LA CONFIANCE, OU COMMENT RASSEMBLER LE TROUPEAU DE CHATS. [18/31] Aussi incroyable que cela puisse paraître, dans un monde férocement individualiste, la confiance pourrait être le socle d’une nouvelle organisation de l’entreprise, voire d’un pays. « La Tribune », en partenariat avec Trust Management Advisors, publie une série d’une trentaine de textes dédiés à la confiance sous ses différentes facettes, sociétale, entrepreneuriale, associant une réflexion de fond et des exemples très concrets issus de cas réels.

Avec le Brexit, la multiplication de gouvernements dits populistes ou les constantes réticences allemandes, l’Europe donne l’impression de se déliter. Comme souvent en pareil cas, certains évoquent le spectre des années 30 et appellent à renforcer le « projet européen » qui serait, selon eux, le seul rempart possible à ce qu’ils assimilent à une résurgence funeste des nationalismes. Mais, se trompant de diagnostic, ils se trompent de solution.

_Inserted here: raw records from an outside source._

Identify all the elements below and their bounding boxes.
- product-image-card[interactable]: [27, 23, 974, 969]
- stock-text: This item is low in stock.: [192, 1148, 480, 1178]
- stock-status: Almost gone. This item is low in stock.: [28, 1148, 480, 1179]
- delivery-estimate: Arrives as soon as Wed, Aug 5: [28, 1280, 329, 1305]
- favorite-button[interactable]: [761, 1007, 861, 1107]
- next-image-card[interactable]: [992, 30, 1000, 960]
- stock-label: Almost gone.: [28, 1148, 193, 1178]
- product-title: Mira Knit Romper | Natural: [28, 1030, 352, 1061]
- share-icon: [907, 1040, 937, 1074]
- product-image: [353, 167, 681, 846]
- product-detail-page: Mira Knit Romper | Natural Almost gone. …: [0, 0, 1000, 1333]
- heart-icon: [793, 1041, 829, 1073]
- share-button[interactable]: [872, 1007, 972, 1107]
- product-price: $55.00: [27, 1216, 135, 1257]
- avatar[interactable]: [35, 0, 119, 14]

Il faut se rendre à une évidence : les nationalismes, ou plutôt les aspirations identitaires nationales, font et feront toujours partie de l’Europe. Les peuples ont la mémoire longue et qu’est-ce que l’Europe sinon un club de gloires déchues ? Le Portugal, le phare du XVe siècle, nation des grandes découvertes. L’Italie, patrie des arts et berceau de la Renaissance. L’Espagne, qui étendait son empire sur le Nouveau monde. Les Pays-Bas, la puissance commerciale du Siècle d’or. La France, flambeau intellectuel, pays des Lumières et de la Révolution. Le Royaume-Uni, maître des mers et de la Révolution industrielle. À cette liste, on pourrait ajouter l’Autriche, la Suède ou encore le Danemark qui, eux aussi, ont un jour joué un rôle prépondérant. À l’exception notable (et lourde de conséquences) de l’Allemagne[1], tous les pays européens ont eu leur heure de gloire avant de connaître le déclin. Aucun ne l’a oubliée.

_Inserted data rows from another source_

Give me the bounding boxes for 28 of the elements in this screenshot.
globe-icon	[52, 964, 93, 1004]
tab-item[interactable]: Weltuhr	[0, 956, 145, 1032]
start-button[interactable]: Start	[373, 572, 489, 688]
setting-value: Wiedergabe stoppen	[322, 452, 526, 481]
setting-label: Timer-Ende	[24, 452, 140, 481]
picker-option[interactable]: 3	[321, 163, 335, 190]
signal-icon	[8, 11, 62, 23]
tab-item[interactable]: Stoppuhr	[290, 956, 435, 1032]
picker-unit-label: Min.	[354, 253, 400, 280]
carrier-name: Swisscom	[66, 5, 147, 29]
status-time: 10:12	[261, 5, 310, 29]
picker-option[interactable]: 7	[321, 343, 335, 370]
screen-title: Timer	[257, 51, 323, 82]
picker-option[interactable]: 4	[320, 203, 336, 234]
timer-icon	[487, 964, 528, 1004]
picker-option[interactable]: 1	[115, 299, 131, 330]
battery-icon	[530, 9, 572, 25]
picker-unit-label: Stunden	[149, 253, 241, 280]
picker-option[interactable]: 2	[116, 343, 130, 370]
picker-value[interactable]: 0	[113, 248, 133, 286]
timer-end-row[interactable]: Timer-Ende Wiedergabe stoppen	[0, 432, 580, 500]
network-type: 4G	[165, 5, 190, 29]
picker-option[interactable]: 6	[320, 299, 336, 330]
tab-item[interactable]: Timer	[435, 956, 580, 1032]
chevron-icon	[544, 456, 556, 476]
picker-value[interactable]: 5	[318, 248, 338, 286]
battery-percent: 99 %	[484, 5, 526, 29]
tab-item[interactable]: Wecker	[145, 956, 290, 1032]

Un patrimoine collectif inaltérable et inaliénable

Les nations se structurent autour d’un legs mémoriel qui forme un patrimoine collectif, inaltérable et inaliénable. C’est ce que nous appelons le Contrat invisible®. Pour la plupart des pays européens, le sentiment diffus d’avoir jadis été un phare pour l’humanité constitue une part essentielle de cet héritage, facteur d’identité et de cohésion. Nous autres, Français, devrions comprendre mieux que quiconque à quel point il est difficile de se défaire de ces lointains souvenirs de grandeur et à quel point ils conditionnent notre vision du monde et de l’avenir.

Ainsi, les Européens avancent en marche arrière, l’œil rivé sur un passé idéalisé et pénétrés d’une vague nostalgie pour une sorte de civilisation de cocagne, policée, confortable et bienveillante. À l’inverse des États-Unis, qui ont forgé leur destinée à partir d’une page blanche, l’Europe doit se construire sur ses passés entremêlés, parfois conflictuels, et il lui faut parvenir à créer son propre contrat invisible à partir des identités de ses membres. On peut le déplorer mais c’est une réalité populaire à laquelle il est impossible de se soustraire.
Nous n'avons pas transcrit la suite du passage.